Les sciences ont des objets, des questions et des prémisses [142]: des objets dont on démontre, des questions que l'on démontre, des prémisses par lesquelles on démontre. Nous venons de parler des prémisses universelles. Il en est d'autres, particulières à chaque science; «ce sont les axiomes de cette science, et en outre certaines suppositions ou certains postulats, que le maître requiert, soit parce que ces suppositions ont été démontrées dans une science voisine ou le seront dans celle même qu'il enseigne, soit simplement parce que le disciple qui apprend la science n'y trouve rien à contredire. Voici un exemple de ces postulats pour la géométrie: que si une ligne qui en coupe deux autres fait avec elles, d'un même côté, deux angles dont la somme soit moindre que deux droits, ces deux lignes se rencontrent de ce même côté.
[Note 142: ][ (retour) ] La théorie suivante est principalement extraite des sections du Nadjât sur les objets, les questions et les prémisses; les définitions, les données et les certitudes, pages 17-18 du texte. Cf. Vattier, p. 205 et suivantes.

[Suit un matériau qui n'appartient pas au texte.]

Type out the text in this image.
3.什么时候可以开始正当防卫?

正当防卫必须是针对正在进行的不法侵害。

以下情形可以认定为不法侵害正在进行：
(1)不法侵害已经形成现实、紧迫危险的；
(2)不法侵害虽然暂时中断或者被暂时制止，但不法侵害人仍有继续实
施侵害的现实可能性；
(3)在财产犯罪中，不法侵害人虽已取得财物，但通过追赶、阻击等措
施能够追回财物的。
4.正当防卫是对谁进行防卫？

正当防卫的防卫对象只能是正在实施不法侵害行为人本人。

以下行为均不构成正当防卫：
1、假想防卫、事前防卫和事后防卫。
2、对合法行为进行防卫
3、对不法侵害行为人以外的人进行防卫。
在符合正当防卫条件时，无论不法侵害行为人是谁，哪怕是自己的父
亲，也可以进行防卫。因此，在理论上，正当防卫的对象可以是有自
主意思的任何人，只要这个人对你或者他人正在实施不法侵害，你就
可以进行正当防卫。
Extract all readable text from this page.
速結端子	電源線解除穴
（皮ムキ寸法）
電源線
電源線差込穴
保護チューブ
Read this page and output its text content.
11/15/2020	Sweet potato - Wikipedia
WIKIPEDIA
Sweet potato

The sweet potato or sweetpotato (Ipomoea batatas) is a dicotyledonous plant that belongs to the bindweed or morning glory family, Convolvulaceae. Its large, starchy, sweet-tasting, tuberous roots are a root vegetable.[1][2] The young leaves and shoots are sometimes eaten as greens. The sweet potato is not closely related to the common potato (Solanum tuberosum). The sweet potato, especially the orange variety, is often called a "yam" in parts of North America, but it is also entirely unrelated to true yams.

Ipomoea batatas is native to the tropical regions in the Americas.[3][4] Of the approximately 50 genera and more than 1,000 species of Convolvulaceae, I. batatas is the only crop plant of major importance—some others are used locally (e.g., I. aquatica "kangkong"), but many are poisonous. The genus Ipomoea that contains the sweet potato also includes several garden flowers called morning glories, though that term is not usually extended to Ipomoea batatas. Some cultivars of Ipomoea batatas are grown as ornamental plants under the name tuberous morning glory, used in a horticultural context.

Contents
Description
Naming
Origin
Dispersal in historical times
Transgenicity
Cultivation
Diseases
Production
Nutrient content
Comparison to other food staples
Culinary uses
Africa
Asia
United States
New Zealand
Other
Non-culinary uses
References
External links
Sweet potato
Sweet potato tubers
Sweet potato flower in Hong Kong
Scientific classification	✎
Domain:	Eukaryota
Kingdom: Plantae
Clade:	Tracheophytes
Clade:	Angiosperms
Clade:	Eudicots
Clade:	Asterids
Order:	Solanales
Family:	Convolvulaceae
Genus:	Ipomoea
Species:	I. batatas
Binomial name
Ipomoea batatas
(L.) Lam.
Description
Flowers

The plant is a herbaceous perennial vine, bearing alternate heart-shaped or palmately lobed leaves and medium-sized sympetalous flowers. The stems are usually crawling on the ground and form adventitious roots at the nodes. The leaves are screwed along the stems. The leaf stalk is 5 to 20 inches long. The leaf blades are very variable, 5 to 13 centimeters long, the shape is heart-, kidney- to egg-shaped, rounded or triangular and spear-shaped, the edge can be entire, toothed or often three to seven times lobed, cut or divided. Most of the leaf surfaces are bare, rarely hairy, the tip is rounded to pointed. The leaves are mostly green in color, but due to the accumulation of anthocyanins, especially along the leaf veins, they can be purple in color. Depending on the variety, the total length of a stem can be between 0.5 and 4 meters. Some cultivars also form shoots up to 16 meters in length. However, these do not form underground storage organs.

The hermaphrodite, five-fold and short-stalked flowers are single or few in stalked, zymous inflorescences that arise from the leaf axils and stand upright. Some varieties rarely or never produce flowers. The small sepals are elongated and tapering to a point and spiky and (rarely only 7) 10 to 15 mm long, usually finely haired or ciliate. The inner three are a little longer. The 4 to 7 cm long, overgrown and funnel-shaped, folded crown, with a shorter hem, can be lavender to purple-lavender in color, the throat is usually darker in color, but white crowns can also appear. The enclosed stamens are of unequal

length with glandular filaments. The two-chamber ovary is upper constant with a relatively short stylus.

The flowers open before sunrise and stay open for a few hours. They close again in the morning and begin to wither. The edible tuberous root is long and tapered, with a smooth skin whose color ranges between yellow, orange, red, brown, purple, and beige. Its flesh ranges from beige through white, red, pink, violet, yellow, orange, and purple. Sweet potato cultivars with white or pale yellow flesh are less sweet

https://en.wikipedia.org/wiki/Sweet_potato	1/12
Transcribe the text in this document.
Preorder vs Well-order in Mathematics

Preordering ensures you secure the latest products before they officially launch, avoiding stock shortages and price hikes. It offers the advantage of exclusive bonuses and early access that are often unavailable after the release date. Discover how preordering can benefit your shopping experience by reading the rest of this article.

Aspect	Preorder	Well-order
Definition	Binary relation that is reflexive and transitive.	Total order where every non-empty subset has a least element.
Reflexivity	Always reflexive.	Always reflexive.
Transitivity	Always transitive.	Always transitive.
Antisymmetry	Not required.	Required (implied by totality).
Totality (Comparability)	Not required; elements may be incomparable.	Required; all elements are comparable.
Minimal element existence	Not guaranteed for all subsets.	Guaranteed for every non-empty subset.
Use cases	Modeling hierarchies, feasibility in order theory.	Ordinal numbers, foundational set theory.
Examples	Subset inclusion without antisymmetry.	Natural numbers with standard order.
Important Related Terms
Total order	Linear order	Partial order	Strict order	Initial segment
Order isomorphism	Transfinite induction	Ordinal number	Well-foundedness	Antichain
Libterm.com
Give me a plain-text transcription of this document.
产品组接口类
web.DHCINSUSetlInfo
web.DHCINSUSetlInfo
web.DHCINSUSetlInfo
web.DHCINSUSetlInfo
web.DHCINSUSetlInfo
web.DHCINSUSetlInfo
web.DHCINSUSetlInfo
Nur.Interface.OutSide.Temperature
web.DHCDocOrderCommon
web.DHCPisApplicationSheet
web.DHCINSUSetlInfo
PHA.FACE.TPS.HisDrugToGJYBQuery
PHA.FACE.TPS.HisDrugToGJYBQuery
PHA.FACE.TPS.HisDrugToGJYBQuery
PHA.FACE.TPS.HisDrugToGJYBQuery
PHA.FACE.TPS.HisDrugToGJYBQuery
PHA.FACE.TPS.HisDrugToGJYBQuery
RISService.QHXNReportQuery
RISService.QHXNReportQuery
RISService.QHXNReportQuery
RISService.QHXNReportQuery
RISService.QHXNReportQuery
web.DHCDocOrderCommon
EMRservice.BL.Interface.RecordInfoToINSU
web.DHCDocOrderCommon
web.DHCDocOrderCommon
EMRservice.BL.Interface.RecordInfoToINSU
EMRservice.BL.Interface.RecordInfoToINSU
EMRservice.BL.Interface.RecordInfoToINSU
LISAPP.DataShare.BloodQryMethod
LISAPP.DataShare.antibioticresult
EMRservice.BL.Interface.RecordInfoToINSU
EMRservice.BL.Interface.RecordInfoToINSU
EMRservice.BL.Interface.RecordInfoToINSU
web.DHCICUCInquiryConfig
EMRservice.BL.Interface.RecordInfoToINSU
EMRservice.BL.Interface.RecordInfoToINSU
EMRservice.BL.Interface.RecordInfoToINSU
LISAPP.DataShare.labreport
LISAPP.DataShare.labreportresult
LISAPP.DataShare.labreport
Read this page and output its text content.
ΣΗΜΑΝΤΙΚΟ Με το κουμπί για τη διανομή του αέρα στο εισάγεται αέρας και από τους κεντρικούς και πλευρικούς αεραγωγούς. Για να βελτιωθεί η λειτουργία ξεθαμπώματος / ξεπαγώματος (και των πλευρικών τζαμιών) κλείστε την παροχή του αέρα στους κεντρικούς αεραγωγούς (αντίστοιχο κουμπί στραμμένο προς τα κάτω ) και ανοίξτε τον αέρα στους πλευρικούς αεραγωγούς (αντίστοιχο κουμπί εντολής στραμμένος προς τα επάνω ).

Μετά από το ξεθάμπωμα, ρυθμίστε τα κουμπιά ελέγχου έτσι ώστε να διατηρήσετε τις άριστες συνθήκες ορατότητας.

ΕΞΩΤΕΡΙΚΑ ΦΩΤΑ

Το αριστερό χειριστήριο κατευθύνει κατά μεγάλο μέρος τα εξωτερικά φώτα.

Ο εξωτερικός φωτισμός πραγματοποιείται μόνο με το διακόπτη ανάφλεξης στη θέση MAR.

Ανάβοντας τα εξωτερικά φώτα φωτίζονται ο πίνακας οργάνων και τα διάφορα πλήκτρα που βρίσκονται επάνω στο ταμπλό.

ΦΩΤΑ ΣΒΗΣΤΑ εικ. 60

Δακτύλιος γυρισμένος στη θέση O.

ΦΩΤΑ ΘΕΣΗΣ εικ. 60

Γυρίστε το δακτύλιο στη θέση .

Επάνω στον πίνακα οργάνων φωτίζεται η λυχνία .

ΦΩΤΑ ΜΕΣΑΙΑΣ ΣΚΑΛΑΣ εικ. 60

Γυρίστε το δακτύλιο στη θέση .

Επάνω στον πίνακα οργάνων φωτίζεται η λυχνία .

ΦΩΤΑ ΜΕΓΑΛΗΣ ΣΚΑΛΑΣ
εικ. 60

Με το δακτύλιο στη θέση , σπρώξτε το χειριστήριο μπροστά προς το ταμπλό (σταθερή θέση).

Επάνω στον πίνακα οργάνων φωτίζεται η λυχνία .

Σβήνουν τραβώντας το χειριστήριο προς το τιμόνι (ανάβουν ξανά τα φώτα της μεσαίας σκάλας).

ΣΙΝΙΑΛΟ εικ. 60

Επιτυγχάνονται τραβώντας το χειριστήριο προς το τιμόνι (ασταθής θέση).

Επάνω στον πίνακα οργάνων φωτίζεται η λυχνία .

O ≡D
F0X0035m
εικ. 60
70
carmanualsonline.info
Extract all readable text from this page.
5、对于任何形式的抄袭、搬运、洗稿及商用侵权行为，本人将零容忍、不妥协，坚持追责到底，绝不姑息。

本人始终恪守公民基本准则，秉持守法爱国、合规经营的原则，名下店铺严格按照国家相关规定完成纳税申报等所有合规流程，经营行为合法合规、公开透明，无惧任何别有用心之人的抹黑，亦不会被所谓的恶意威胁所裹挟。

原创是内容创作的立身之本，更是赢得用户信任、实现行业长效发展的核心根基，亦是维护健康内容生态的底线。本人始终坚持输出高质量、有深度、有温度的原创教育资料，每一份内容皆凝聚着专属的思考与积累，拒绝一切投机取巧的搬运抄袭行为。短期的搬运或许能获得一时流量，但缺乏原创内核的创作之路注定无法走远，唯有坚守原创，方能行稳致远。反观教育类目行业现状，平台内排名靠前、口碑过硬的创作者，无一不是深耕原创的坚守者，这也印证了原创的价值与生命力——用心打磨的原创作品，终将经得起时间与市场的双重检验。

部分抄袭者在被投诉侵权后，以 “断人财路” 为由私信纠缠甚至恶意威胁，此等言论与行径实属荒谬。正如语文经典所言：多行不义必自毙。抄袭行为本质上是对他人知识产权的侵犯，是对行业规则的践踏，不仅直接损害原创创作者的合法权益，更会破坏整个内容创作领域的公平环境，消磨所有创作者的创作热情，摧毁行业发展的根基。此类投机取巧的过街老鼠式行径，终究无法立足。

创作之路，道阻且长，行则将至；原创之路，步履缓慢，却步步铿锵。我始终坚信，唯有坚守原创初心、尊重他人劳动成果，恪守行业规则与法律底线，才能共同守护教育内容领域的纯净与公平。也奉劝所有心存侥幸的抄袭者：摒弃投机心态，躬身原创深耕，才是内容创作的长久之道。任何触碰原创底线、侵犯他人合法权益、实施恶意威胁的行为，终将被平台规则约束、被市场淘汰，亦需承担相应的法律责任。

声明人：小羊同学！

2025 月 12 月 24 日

Les objets des sciences sont les choses données dont on recherche les attributs essentiels. Ce sont, par exemple, la quantité continue en géométrie, le nombre en arithmétique, le corps, en tant qu'il se meut ou se repose, en physique, l'être, et l'un en métaphysique. Chacun de ces objets a des attributs essentiels qui lui sont propres: le rationnel et l'irrationnel pour la quantité continue, le pair et l'impair pour le nombre, l'altération, l'accroissement et la diminution pour le corps, la puissance, l'action, la perfection ou l'imperfection pour l'être. La notion des objets des sciences est fournie par la définition, dont il faut dire quelques mots.
Les philosophes arabes distinguent la définition et la description [143]. Avicenne s'explique là-dessus dans les Ichârât [144]: «La définition, dit-il, est un discours qui démontre la quiddité de la chose; il faut qu'elle englobe tous ses caractères essentiels; elle est nécessairement composée de son genre et de sa différence, parce que les caractères essentiels que cette chose a en commun avec d'autres constituent son genre, et ceux qu'elle a en propre constituent sa différence. Tant qu'un composé n'unit pas le commun et le propre, sa réalité comme composé est incomplète, et toutes les fois qu'une chose n'a pas de composition en son essence, il n'est pas possible de la démontrer par un discours. Donc tout défini est abstraitement composé.» Avicenne dit de la même manière dans le Nadjât [145]: «La définition et la démonstration ont leurs parties communes, et des choses dont il n'est point de démonstration, il n'est point non plus de définition. Comment en effet auraient-elles une définition, puisqu'elles ne se distinguent que par les accidents non essentiels, et que leurs accidents essentiels sont communs?»
[Note 143: ][ (retour) ] Cf. les traités des frères de la pureté; éd. Dieterici, p. 577. Le mot rendu par définition est hadd et le mot rendu par description est rasm.
[Note 144: ][ (retour) ] Ichârât, p. 17.
[Note 145: ][ (retour) ] Cf. p. 227 de la traduction de Vattier.
La façon dont se fait la description est moins déterminée que celle dont s'obtient la définition. «Lorsqu'une chose, dit notre philosophe [146], est connue par un discours composé de ses accidents et de ses propres qui la caractérisent ensemble, cette chose est alors connue par sa description. La meilleure des descriptions est celle dans laquelle on place d'abord le genre, pour ensuite délimiter l'essence de la chose, comme lorsqu'on dit de l'homme qu'il est un animal marchant sur deux pieds, aux ongles larges et riant par nature, ou lorsqu'on dit du triangle qu'il est la figure qui a trois angles. Il faut que la description par les propres et les accidents spécifie clairement la chose. Faire connaître le triangle en disant qu'il est la figure dont les angles sont égaux à deux droits, ce n'est pas le décrire, sinon pour les géomètres.»
[Note 146: ][ (retour) ] Ichârât, p. 19.
Les questions que l'on pose dans les sciences sont, outre celles de savoir ce qu'est une chose et si elle est, ce à quoi l'on commence à répondre par la définition et par la description, celles encore de savoir où est cette chose, quand elle est, comment, pourquoi elle est, et ces différentes questions qui évoquent la théorie des catégories et celle des causes, nous amènent aux confins de la logique et au point où cette science touche à la métaphysique.